Nancy was kind and gentle, and calmed me with her reassurances. She was pregnant, her baby in breech position, and worried at the possibility of a Cesarean section. We were both nervous – Nancy comforted me, and I did the same for her by sharing my limited knowledge of a Cesarean, looking at her ultrasound images and describing the procedure. On that first day in Shibwe, I learned that the personal connections we make with others are often those that help us heal the most.

In fact was this very opportunity to make personal, meaningful connections with members of the Shibwe community that made the FSD experience so unique. While the hospital serves several thousand people in neighboring villages, its smaller size provided the chance to become closely acquainted with its staff who each had an important role to play in maintaining the hospital. Furthermore, the location of the hospital served as a community hub in and of itself - local fruit and vegetable vendors sold their goods outside its gates, local buses picked up and dropped off passengers hourly, and residents would catch up on local happenings just nearby. As a result, it was essential to understand and engage community members as well in developing a sustainable initiative that would benefit the community as a whole.

As part of the FSD team in Shibwe, I was given the opportunity to listen to my colleagues, community health workers, and neighbors in the community as they told me of their personal strengths, the challenges they had overcome, and how the hospital could work to empower the community. Together, we highlighted the skills of those around us that could strengthen the hospital and its ability to provide effective patient care. By focusing on the assets we could bring to our project goals, we were better prepared to address the hospital’s limitations and what could be improved upon.

Ultimately, we recognized that by restructuring several of the hospital wards, we could maximize hospital space and improve patient quality of care. There was a larger building that had been built several years prior but remained unfinished; space was tight in the remaining wards, particularly during the summer time when malaria and typhoid fever are common, requiring prompt hospital care. Our initiative aimed to restructure the hospital and build a new female inpatient ward in the unfinished building while making more efficient use of the previously existing rooms. Having made personal connections with individuals in the community, I was introduced to the local village carpenter, a local electrician, and community members who felt empowered to play an active role in our initiative. The enthusiasm we all shared was tangible, and appeared contagious as more community members heard of our work. Even the owner of the next-door family-owned restaurant where I often went for lunch chapatis approached me and asked to be involved; he happened to work as a metal welder, and asked to contribute in building additional bed frames for the new ward. Indeed, one of the most rewarding aspects of my work with FSD was the recognition that everyone’s efforts would have a direct impact on their very own community; as a result, there was a developing sense of pride that was inspiring to witness and be a part of.

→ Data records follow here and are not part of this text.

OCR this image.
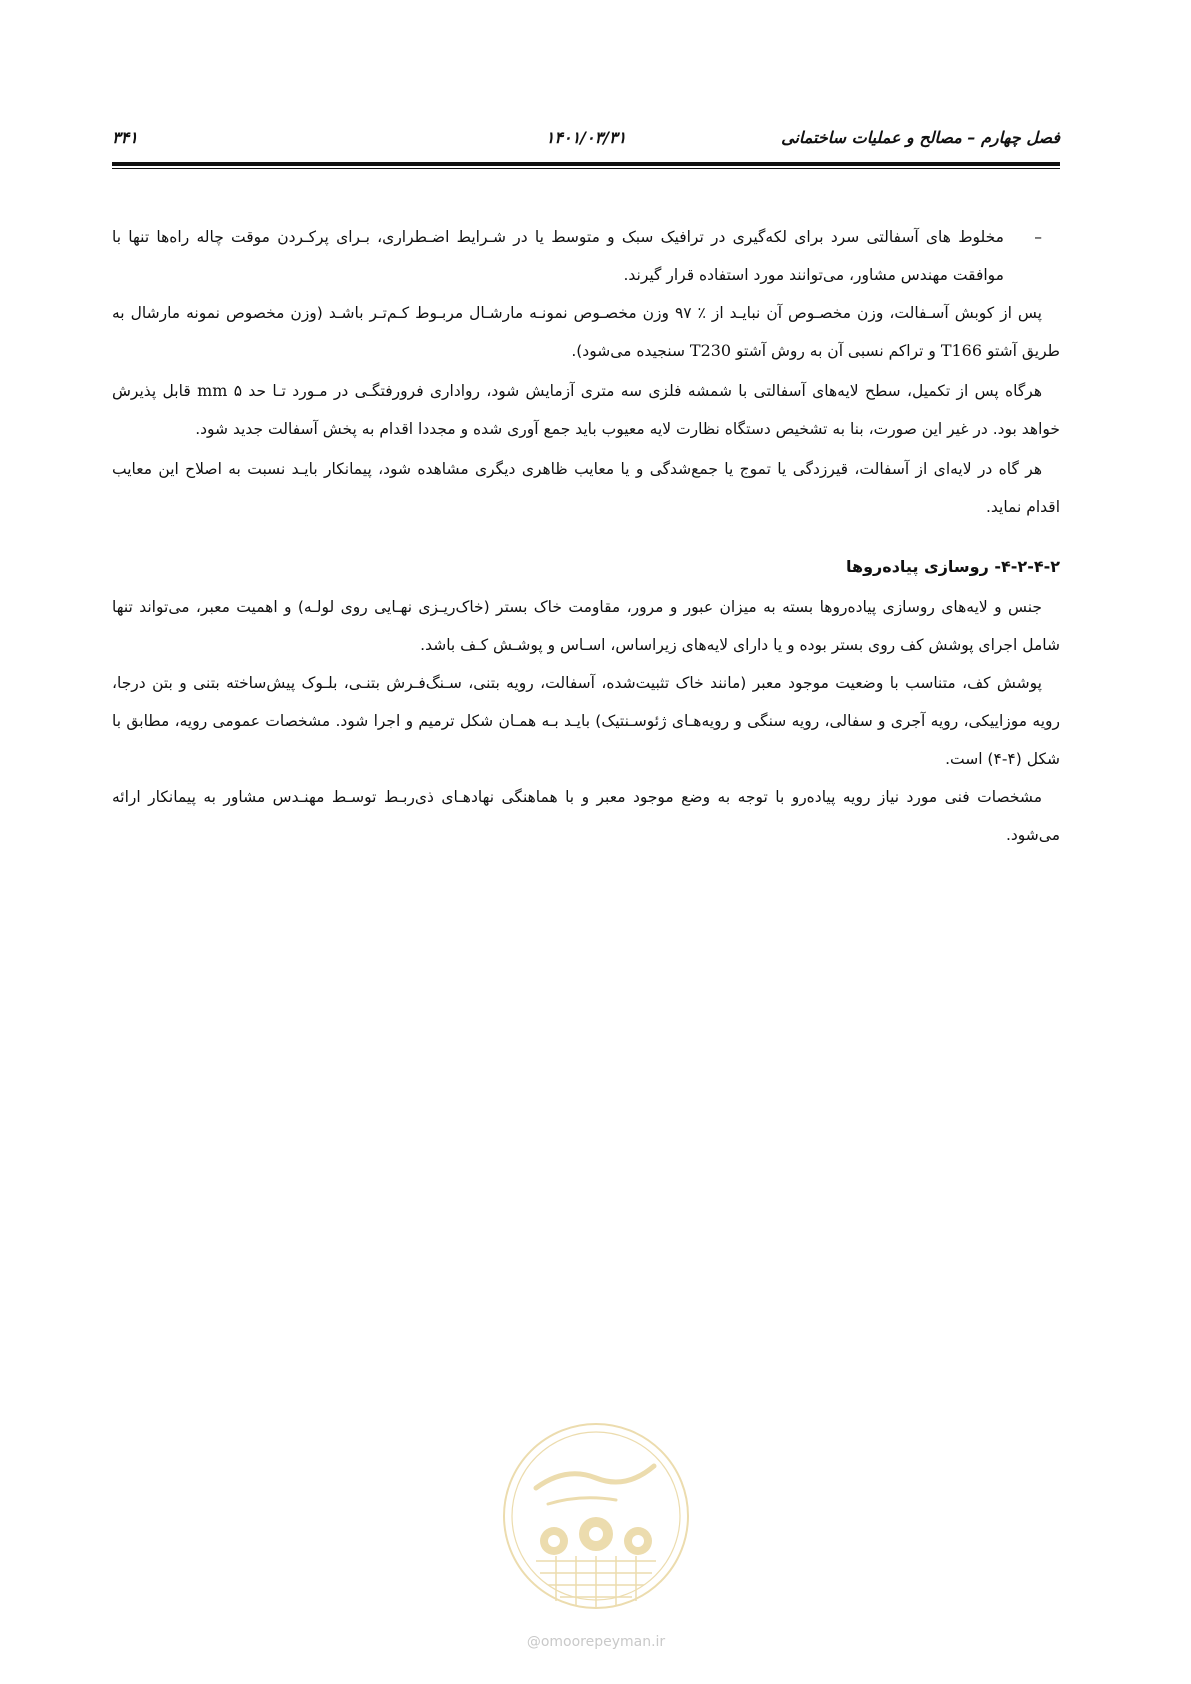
فصل چهارم – مصالح و عملیات ساختمانی
۱۴۰۱/۰۳/۳۱
۳۴۱

–
مخلوط های آسفالتی سرد برای لکه‌گیری در ترافیک سبک و متوسط یا در شـرایط اضـطراری، بـرای پرکـردن موقت چاله راه‌ها تنها با موافقت مهندس مشاور، می‌توانند مورد استفاده قرار گیرند.

پس از کوبش آسـفالت، وزن مخصـوص آن نبایـد از ٪ ۹۷ وزن مخصـوص نمونـه مارشـال مربـوط کـم‌تـر باشـد (وزن مخصوص نمونه مارشال به طریق آشتو T166 و تراکم نسبی آن به روش آشتو T230 سنجیده می‌شود).

هرگاه پس از تکمیل، سطح لایه‌های آسفالتی با شمشه فلزی سه متری آزمایش شود، رواداری فرورفتگـی در مـورد تـا حد mm ۵ قابل پذیرش خواهد بود. در غیر این صورت، بنا به تشخیص دستگاه نظارت لایه معیوب باید جمع آوری شده و مجددا اقدام به پخش آسفالت جدید شود.

هر گاه در لایه‌ای از آسفالت، قیرزدگی یا تموج یا جمع‌شدگی و یا معایب ظاهری دیگری مشاهده شود، پیمانکار بایـد نسبت به اصلاح این معایب اقدام نماید.

۴-۲-۴-۲- روسازی پیاده‌روها

جنس و لایه‌های روسازی پیاده‌روها بسته به میزان عبور و مرور، مقاومت خاک بستر (خاک‌ریـزی نهـایی روی لولـه) و اهمیت معبر، می‌تواند تنها شامل اجرای پوشش کف روی بستر بوده و یا دارای لایه‌های زیراساس، اسـاس و پوشـش کـف باشد.

پوشش کف، متناسب با وضعیت موجود معبر (مانند خاک تثبیت‌شده، آسفالت، رویه بتنی، سـنگ‌فـرش بتنـی، بلـوک پیش‌ساخته بتنی و بتن درجا، رویه موزاییکی، رویه آجری و سفالی، رویه سنگی و رویه‌هـای ژئوسـنتیک) بایـد بـه همـان شکل ترمیم و اجرا شود. مشخصات عمومی رویه، مطابق با شکل (۴-۴) است.

مشخصات فنی مورد نیاز رویه پیاده‌رو با توجه به وضع موجود معبر و با هماهنگی نهادهـای ذی‌ربـط توسـط مهنـدس مشاور به پیمانکار ارائه می‌شود.

@omoorepeyman.ir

By the end of my time in Shibwe, we were able to see the completion and opening of the new ward. Additionally, near the end of my time in Kenya, Nancy delivered her baby naturally, without complications. She named her daughter Roshan.

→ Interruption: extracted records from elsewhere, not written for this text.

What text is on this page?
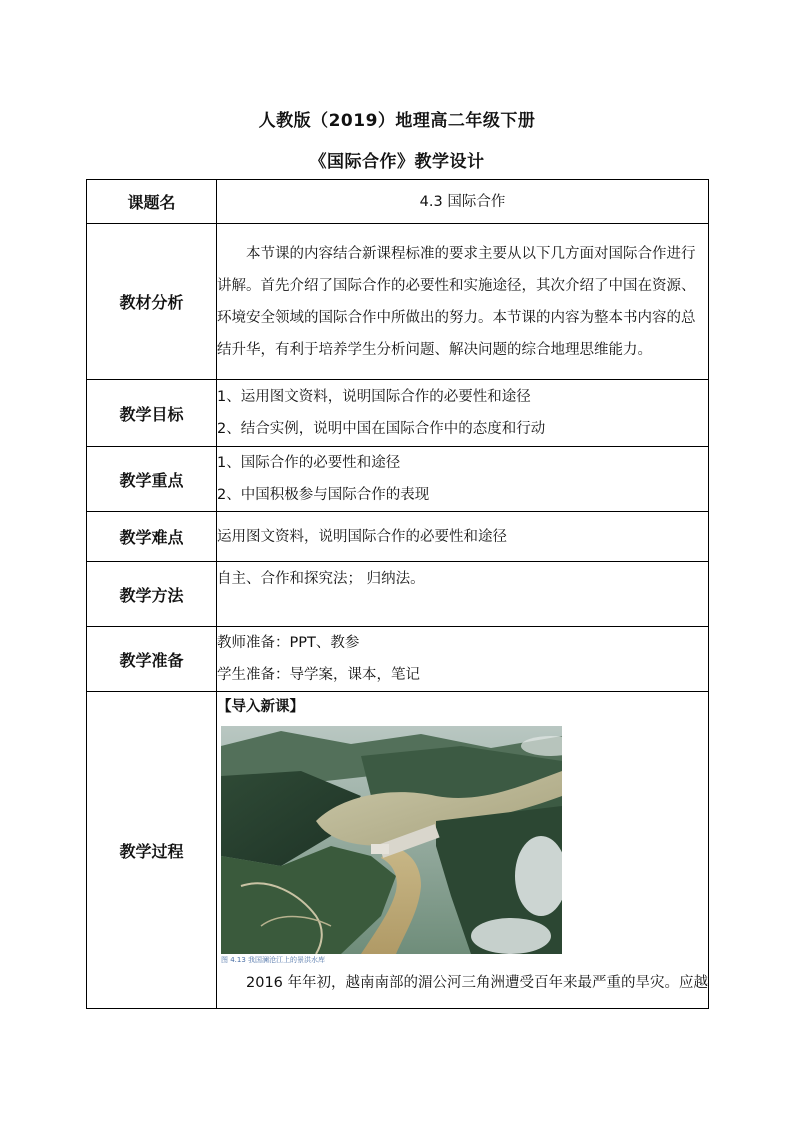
人教版（2019）地理高二年级下册
《国际合作》教学设计
课题名	4.3 国际合作
教材分析	本节课的内容结合新课程标准的要求主要从以下几方面对国际合作进行讲解。首先介绍了国际合作的必要性和实施途径，其次介绍了中国在资源、环境安全领域的国际合作中所做出的努力。本节课的内容为整本书内容的总结升华，有利于培养学生分析问题、解决问题的综合地理思维能力。

教学目标	1、运用图文资料，说明国际合作的必要性和途径

2、结合实例，说明中国在国际合作中的态度和行动

教学重点	1、国际合作的必要性和途径

2、中国积极参与国际合作的表现

教学难点	运用图文资料，说明国际合作的必要性和途径
教学方法	自主、合作和探究法； 归纳法。
教学准备	教师准备：PPT、教参

学生准备：导学案，课本，笔记

教学过程	【导入新课】

图 4.13 我国澜沧江上的景洪水库

2016 年年初，越南南部的湄公河三角洲遭受百年来最严重的旱灾。应越
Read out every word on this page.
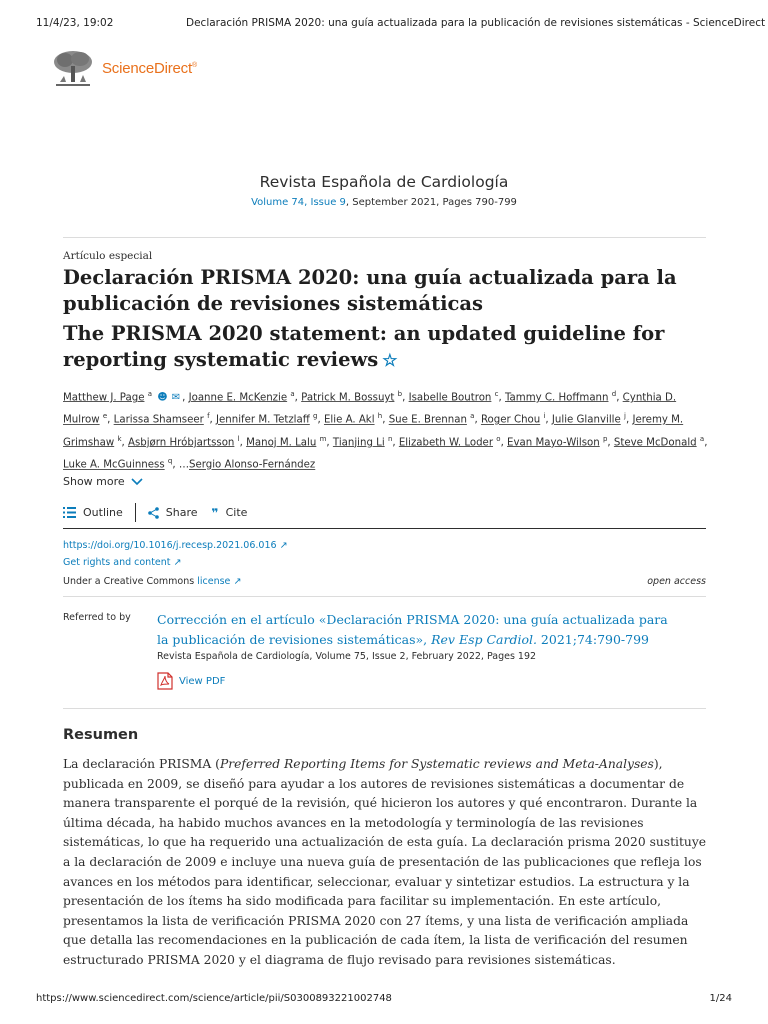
11/4/23, 19:02	Declaración PRISMA 2020: una guía actualizada para la publicación de revisiones sistemáticas - ScienceDirect
ScienceDirect®
Revista Española de Cardiología
Volume 74, Issue 9, September 2021, Pages 790-799
Artículo especial
Declaración PRISMA 2020: una guía actualizada para la publicación de revisiones sistemáticas
The PRISMA 2020 statement: an updated guideline for reporting systematic reviews ☆
Matthew J. Page $^a$ ☻ ✉ , Joanne E. McKenzie $^a$, Patrick M. Bossuyt $^b$, Isabelle Boutron $^c$, Tammy C. Hoffmann $^d$, Cynthia D. Mulrow $^e$, Larissa Shamseer $^f$, Jennifer M. Tetzlaff $^g$, Elie A. Akl $^h$, Sue E. Brennan $^a$, Roger Chou $^i$, Julie Glanville $^j$, Jeremy M. Grimshaw $^k$, Asbjørn Hróbjartsson $^l$, Manoj M. Lalu $^m$, Tianjing Li $^n$, Elizabeth W. Loder $^o$, Evan Mayo-Wilson $^p$, Steve McDonald $^a$, Luke A. McGuinness $^q$, …Sergio Alonso-Fernández
Show more
Outline	Share ❞ Cite
https://doi.org/10.1016/j.recesp.2021.06.016 ↗
Get rights and content ↗
Under a Creative Commons license ↗	open access
Referred to by Corrección en el artículo «Declaración PRISMA 2020: una guía actualizada para la publicación de revisiones sistemáticas», Rev Esp Cardiol. 2021;74:790-799
Revista Española de Cardiología, Volume 75, Issue 2, February 2022, Pages 192
View PDF
Resumen

La declaración PRISMA (Preferred Reporting Items for Systematic reviews and Meta-Analyses), publicada en 2009, se diseñó para ayudar a los autores de revisiones sistemáticas a documentar de manera transparente el porqué de la revisión, qué hicieron los autores y qué encontraron. Durante la última década, ha habido muchos avances en la metodología y terminología de las revisiones sistemáticas, lo que ha requerido una actualización de esta guía. La declaración prisma 2020 sustituye a la declaración de 2009 e incluye una nueva guía de presentación de las publicaciones que refleja los avances en los métodos para identificar, seleccionar, evaluar y sintetizar estudios. La estructura y la presentación de los ítems ha sido modificada para facilitar su implementación. En este artículo, presentamos la lista de verificación PRISMA 2020 con 27 ítems, y una lista de verificación ampliada que detalla las recomendaciones en la publicación de cada ítem, la lista de verificación del resumen estructurado PRISMA 2020 y el diagrama de flujo revisado para revisiones sistemáticas.

https://www.sciencedirect.com/science/article/pii/S0300893221002748	1/24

I had the opportunity to return to Shibwe several years after finishing my internship. It was incredible to witness what had come of our efforts - our collaborations had empowered the community members who had sourced their skills in our hospital initiative to play an active role in developing new initiatives to improve the community as a whole, and the hospital had been able to care for an increased patient load while maintaining quality of care. It was great to reconnect with the community that had left an indelible mark on me.

My experience working with the incredible FSD staff and the Shibwe community was one I will never forget, and I am thankful for such an eye-opening and humbling opportunity.